Saya juga sudah pernah menjelaskan kepada anak tentang mereka yang merupakan generasi Z, dimana kehidupan mereka hampir 100% disokong dengan kemajuan teknologi, sebra IT, dan instan. Mulai dari makanan, kegiatan belanja, sampai kegiatan belajar juga menggunakan media teknologi canggih. Boleh, sangat boleh mereka tahu itu, namun mereka cenderung lupa bahwa kegiatan konvensional juga diperlukan. Membaca buku per lembar, melihat tayangan anak/kartun anak, makan masakan rumahan, atau belanja ke pasar. Kegiatan manual lain yang membutuhkan napas ngos-ngosan atau badan lecet karena sibuk lari-larian.
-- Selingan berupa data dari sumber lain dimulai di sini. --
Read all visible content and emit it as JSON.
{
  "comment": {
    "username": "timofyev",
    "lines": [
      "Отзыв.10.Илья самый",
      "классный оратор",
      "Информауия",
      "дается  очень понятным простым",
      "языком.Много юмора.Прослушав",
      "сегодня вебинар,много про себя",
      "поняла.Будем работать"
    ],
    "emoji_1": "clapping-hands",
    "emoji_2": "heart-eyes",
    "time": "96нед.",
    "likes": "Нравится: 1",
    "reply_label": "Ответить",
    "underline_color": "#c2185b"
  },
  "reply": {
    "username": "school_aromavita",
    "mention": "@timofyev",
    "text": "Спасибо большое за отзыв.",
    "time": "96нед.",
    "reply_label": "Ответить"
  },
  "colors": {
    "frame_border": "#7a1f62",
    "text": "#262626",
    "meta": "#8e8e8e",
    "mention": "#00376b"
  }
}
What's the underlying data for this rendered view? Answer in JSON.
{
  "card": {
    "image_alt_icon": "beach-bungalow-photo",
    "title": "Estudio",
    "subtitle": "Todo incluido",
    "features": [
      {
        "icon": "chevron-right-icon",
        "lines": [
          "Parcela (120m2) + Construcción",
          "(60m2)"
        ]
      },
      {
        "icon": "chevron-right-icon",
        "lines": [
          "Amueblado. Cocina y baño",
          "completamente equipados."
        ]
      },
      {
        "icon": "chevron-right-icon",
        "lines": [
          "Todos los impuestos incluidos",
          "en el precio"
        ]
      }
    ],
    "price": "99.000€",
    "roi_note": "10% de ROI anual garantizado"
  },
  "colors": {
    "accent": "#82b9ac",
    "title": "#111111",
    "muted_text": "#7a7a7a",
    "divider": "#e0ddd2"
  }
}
Nyatanya sekarang, mereka sering lupa diri kalau sudah ketemu gadget dan sinetron. Mata menatap ke layar, telinga tertutup, dan pikiran melayang entah kemana. Apalagi kalau ada siswa yang tidak mau mengerjakan PR, meleng saat diterangkan di kelas, ndomblong saat praktik, dan meringis saja saat disuruh mengerjakan soal karena mereka kemalaman tidur disebabkan main gadget dan sibuk nonton tv.
Saya miris melihatnya. Mengelus dada dan kadang marah-marah sendiri. Saya berpikir, apakah saya salah satu orang yang belum berhasil mendidik siswa dan saya yang belum mampu mengolah mereka manjadi "manusia". Artinya, tugas saya semakin berat ke depannya. Bukannya itu menjadi beban, tetapi saya harus berusaha menyiapkan dan mengolah hati, waktu, tenaga dan pikiran saya untuk mereka.
Semoga masih banyak yang mau membantu saya untuk menyelamatkan mereka.